付け加えると、お客さまが納得する形で納入・稼働できるようになるまで、営業、エンジニアリング、設計、製造、工事まですべての職種が、次から次へと発生する課題に向けて連携して案を出しあってプロジェクトを完遂していく。そんな一貫したサポート体制でソリューションを提供できるのが、当社ならではの強みです。

S.M

確かに。自分一人でやれることには限りがありますが、他部署と連携することにより、トータルとして大きな力を発揮できるからこそ、当社にしかできないソリューション提供は多いと思います。

T.O

工事の強みでいえば、お客さまのいるエリアに必ずサービス拠点があることが挙げられます。

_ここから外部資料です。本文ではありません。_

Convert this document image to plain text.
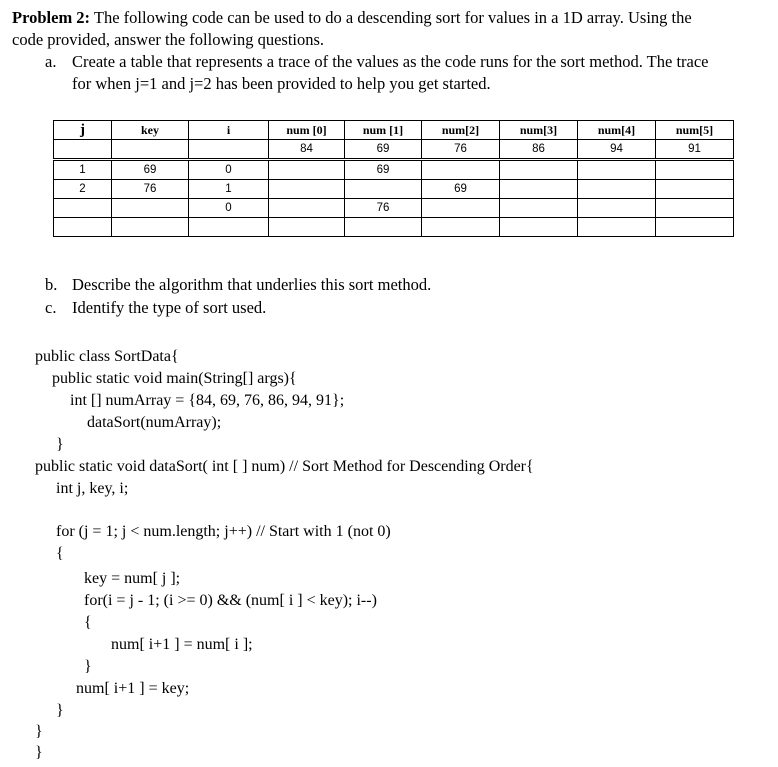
Problem 2: The following code can be used to do a descending sort for values in a 1D array. Using the
code provided, answer the following questions.
a. Create a table that represents a trace of the values as the code runs for the sort method. The trace
for when j=1 and j=2 has been provided to help you get started.
j	key	i	num [0]	num [1]	num[2]	num[3]	num[4]	num[5]
			84	69	76	86	94	91
1	69	0		69				
2	76	1			69			
		0		76				

b. Describe the algorithm that underlies this sort method.
c. Identify the type of sort used.
public class SortData{
public static void main(String[] args){
int [] numArray = {84, 69, 76, 86, 94, 91};
dataSort(numArray);
}
public static void dataSort( int [ ] num) // Sort Method for Descending Order{
int j, key, i;
for (j = 1; j < num.length; j++) // Start with 1 (not 0)
{
key = num[ j ];
for(i = j - 1; (i >= 0) && (num[ i ] < key); i--)
{
num[ i+1 ] = num[ i ];
}
num[ i+1 ] = key;
}
}
}
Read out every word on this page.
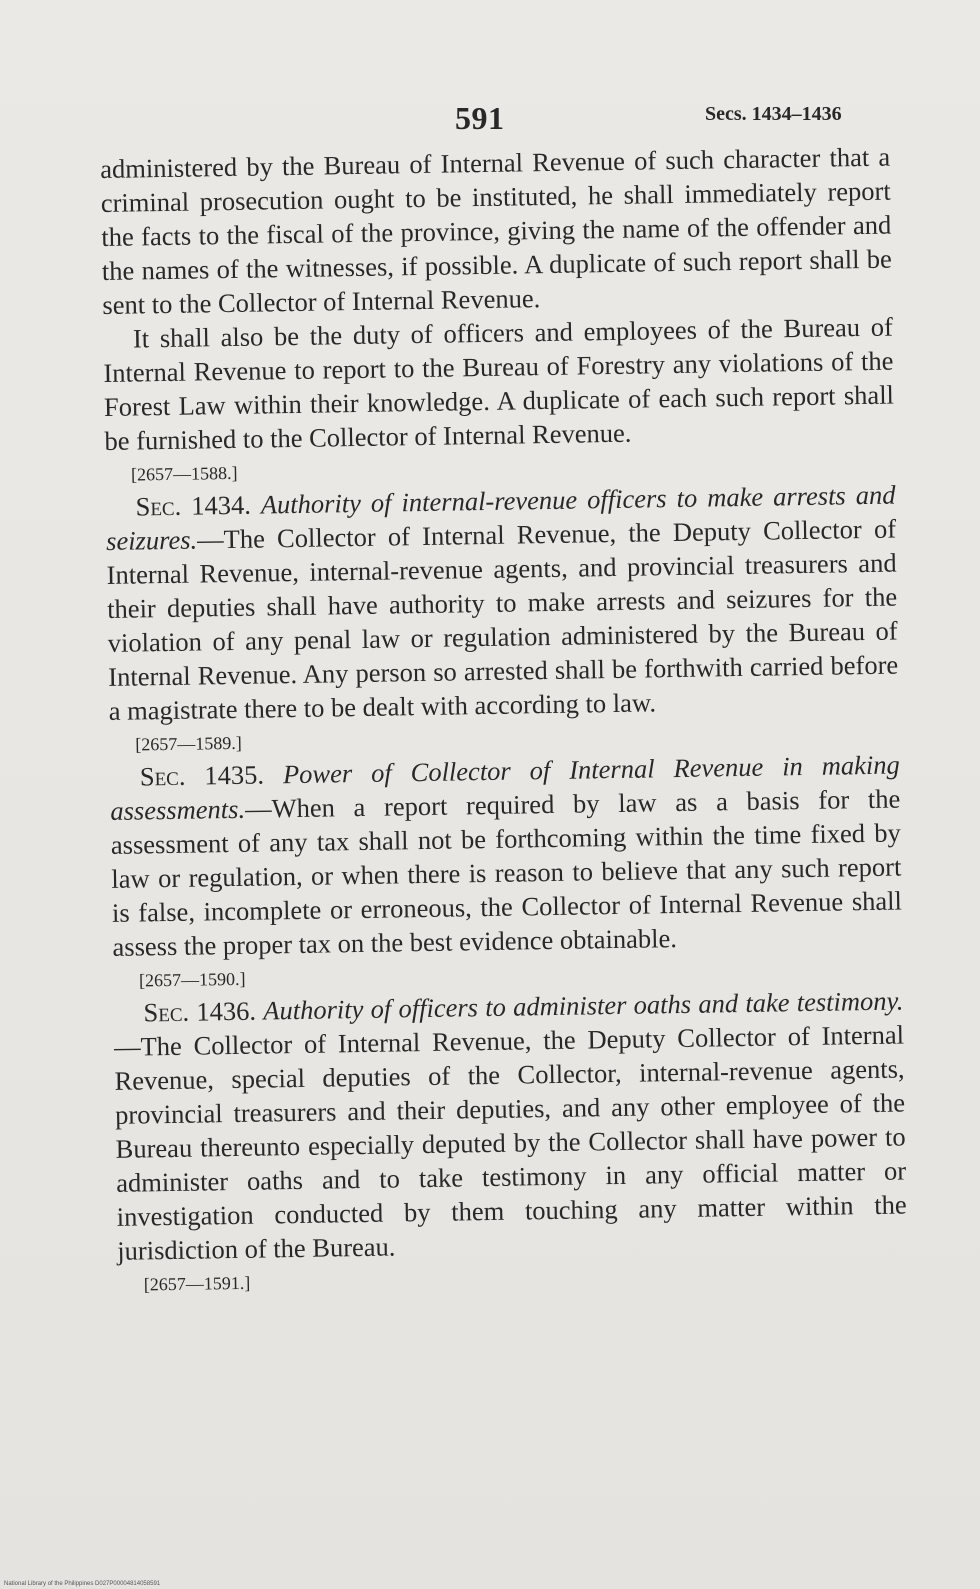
591	Secs. 1434–1436

administered by the Bureau of Internal Revenue of such character that a criminal prosecution ought to be instituted, he shall immediately report the facts to the fiscal of the province, giving the name of the offender and the names of the witnesses, if possible. A duplicate of such report shall be sent to the Collector of Internal Revenue.

It shall also be the duty of officers and employees of the Bureau of Internal Revenue to report to the Bureau of Forestry any violations of the Forest Law within their knowledge. A duplicate of each such report shall be furnished to the Collector of Internal Revenue.

[2657—1588.]

Sec. 1434. Authority of internal-revenue officers to make arrests and seizures.—The Collector of Internal Revenue, the Deputy Collector of Internal Revenue, internal-revenue agents, and provincial treasurers and their deputies shall have authority to make arrests and seizures for the violation of any penal law or regulation administered by the Bureau of Internal Revenue. Any person so arrested shall be forthwith carried before a magistrate there to be dealt with according to law.

[2657—1589.]

Sec. 1435. Power of Collector of Internal Revenue in making assessments.—When a report required by law as a basis for the assessment of any tax shall not be forthcoming within the time fixed by law or regulation, or when there is reason to believe that any such report is false, incomplete or erroneous, the Collector of Internal Revenue shall assess the proper tax on the best evidence obtainable.

[2657—1590.]

Sec. 1436. Authority of officers to administer oaths and take testimony.—The Collector of Internal Revenue, the Deputy Collector of Internal Revenue, special deputies of the Collector, internal-revenue agents, provincial treasurers and their deputies, and any other employee of the Bureau thereunto especially deputed by the Collector shall have power to administer oaths and to take testimony in any official matter or investigation conducted by them touching any matter within the jurisdiction of the Bureau.

[2657—1591.]

National Library of the Philippines D027P00004814058591
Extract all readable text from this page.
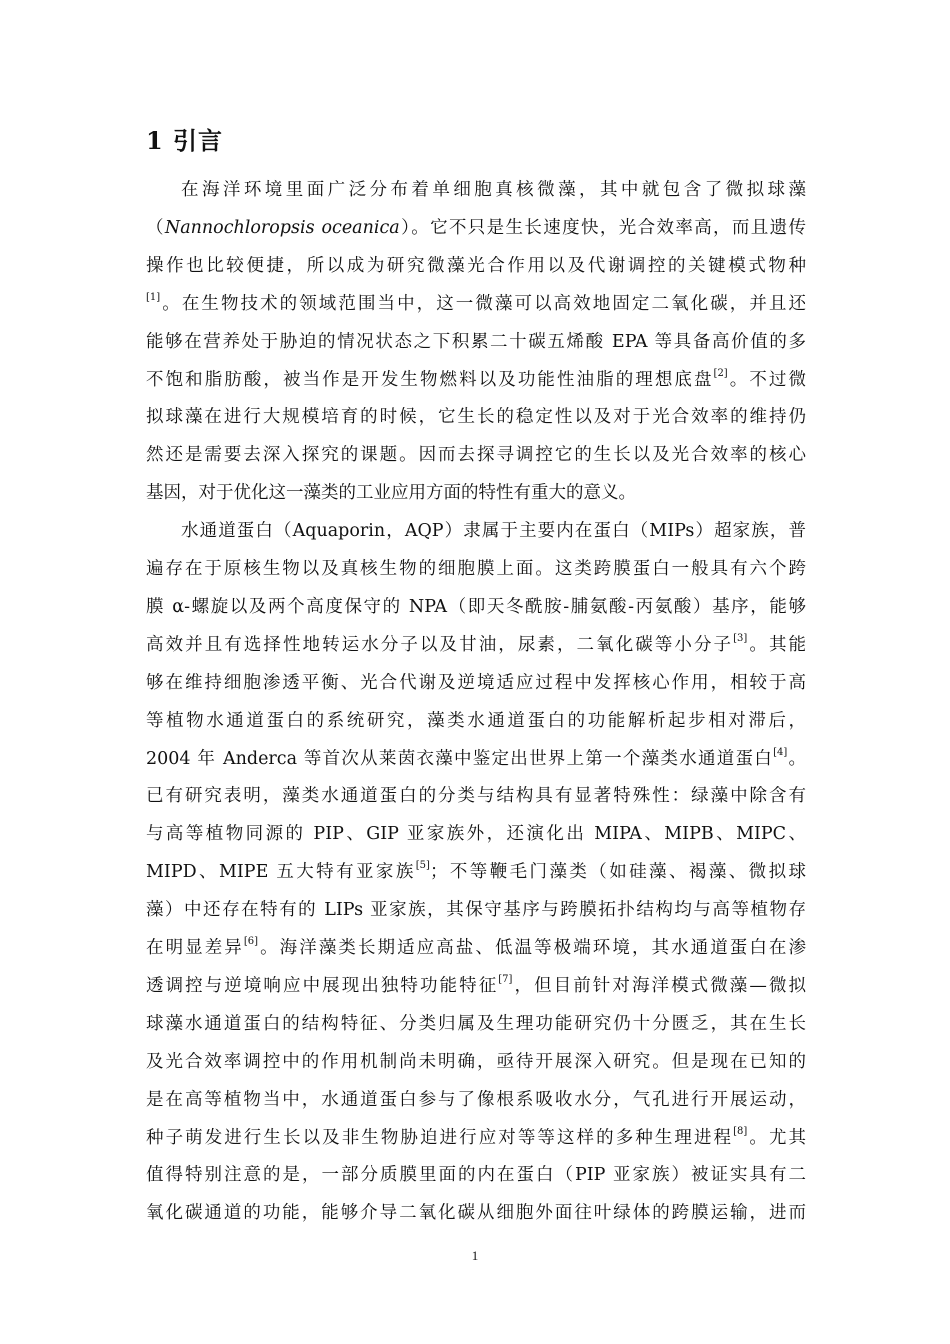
1 引言
在海洋环境里面广泛分布着单细胞真核微藻，其中就包含了微拟球藻
（Nannochloropsis oceanica）。它不只是生长速度快，光合效率高，而且遗传
操作也比较便捷，所以成为研究微藻光合作用以及代谢调控的关键模式物种
[1]。在生物技术的领域范围当中，这一微藻可以高效地固定二氧化碳，并且还
能够在营养处于胁迫的情况状态之下积累二十碳五烯酸 EPA 等具备高价值的多
不饱和脂肪酸，被当作是开发生物燃料以及功能性油脂的理想底盘[2]。不过微
拟球藻在进行大规模培育的时候，它生长的稳定性以及对于光合效率的维持仍
然还是需要去深入探究的课题。因而去探寻调控它的生长以及光合效率的核心
基因，对于优化这一藻类的工业应用方面的特性有重大的意义。
水通道蛋白（Aquaporin，AQP）隶属于主要内在蛋白（MIPs）超家族，普
遍存在于原核生物以及真核生物的细胞膜上面。这类跨膜蛋白一般具有六个跨
膜 α-螺旋以及两个高度保守的 NPA（即天冬酰胺-脯氨酸-丙氨酸）基序，能够
高效并且有选择性地转运水分子以及甘油，尿素，二氧化碳等小分子[3]。其能
够在维持细胞渗透平衡、光合代谢及逆境适应过程中发挥核心作用，相较于高
等植物水通道蛋白的系统研究，藻类水通道蛋白的功能解析起步相对滞后，
2004 年 Anderca 等首次从莱茵衣藻中鉴定出世界上第一个藻类水通道蛋白[4]。
已有研究表明，藻类水通道蛋白的分类与结构具有显著特殊性：绿藻中除含有
与高等植物同源的 PIP、GIP 亚家族外，还演化出 MIPA、MIPB、MIPC、
MIPD、MIPE 五大特有亚家族[5]；不等鞭毛门藻类（如硅藻、褐藻、微拟球
藻）中还存在特有的 LIPs 亚家族，其保守基序与跨膜拓扑结构均与高等植物存
在明显差异[6]。海洋藻类长期适应高盐、低温等极端环境，其水通道蛋白在渗
透调控与逆境响应中展现出独特功能特征[7]，但目前针对海洋模式微藻—微拟
球藻水通道蛋白的结构特征、分类归属及生理功能研究仍十分匮乏，其在生长
及光合效率调控中的作用机制尚未明确，亟待开展深入研究。但是现在已知的
是在高等植物当中，水通道蛋白参与了像根系吸收水分，气孔进行开展运动，
种子萌发进行生长以及非生物胁迫进行应对等等这样的多种生理进程[8]。尤其
值得特别注意的是，一部分质膜里面的内在蛋白（PIP 亚家族）被证实具有二
氧化碳通道的功能，能够介导二氧化碳从细胞外面往叶绿体的跨膜运输，进而
1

お客さまからの問い合わせがあった際、すぐにお客さまの工場に駆けつけて、困りごとの相談に乗ったり、今後の設備投資の計画を聞いたり……。そんななかで新たな提案が必要になった場合、設計や製造につなぐとすぐ対応してくれて、お客さまに即時でレスポンスできるのがアドバンテージになっています。

Y.N

プロジェクト完遂後も、工事の方々がお客さまに工場の稼働状況に関する意見を聞いていて、それがまた次の新たなプロジェクトにつながることもありますね。

T.O

新たなプロジェクトといえば、今後自分が手掛けたいのは、海外の案件。世界中にサービス拠点を展開しているので、海外でもいろんな国のさまざまな職種の方と連携して工事を実施したいなと思っています。

S.M

私はお客さまが抱える課題に対し、想定以上の方法で応えられるよう技術力を磨いていきたいです。

Y.N

自動車産業というと、特に日本においては経済を支える基幹産業の一つでもあります。その生産ライン向けシステムを手掛けているということは、ある意味、我々は日本経済の陰の立役者とも言えるかもしれません。

S.M

それは、私たちが提供するシステムの良し悪しによって、お客さまの生産はもちろん、日本経済にも大きく影響するということでもあるので責任は大きいですよね。

Y.N

その通り。その責任を胸に、今後もいろんなプロジェクトに取り組んでいきたいです。

T.O

カーボンニュートラル、CASE(Connected、Autonomous、Shared & Service、Electric)など、大転換期を迎えている自動車産業はこれから大きく変わっていきます。そんななか、ダイフクがその変革を支える頼もしい存在になれればと思います。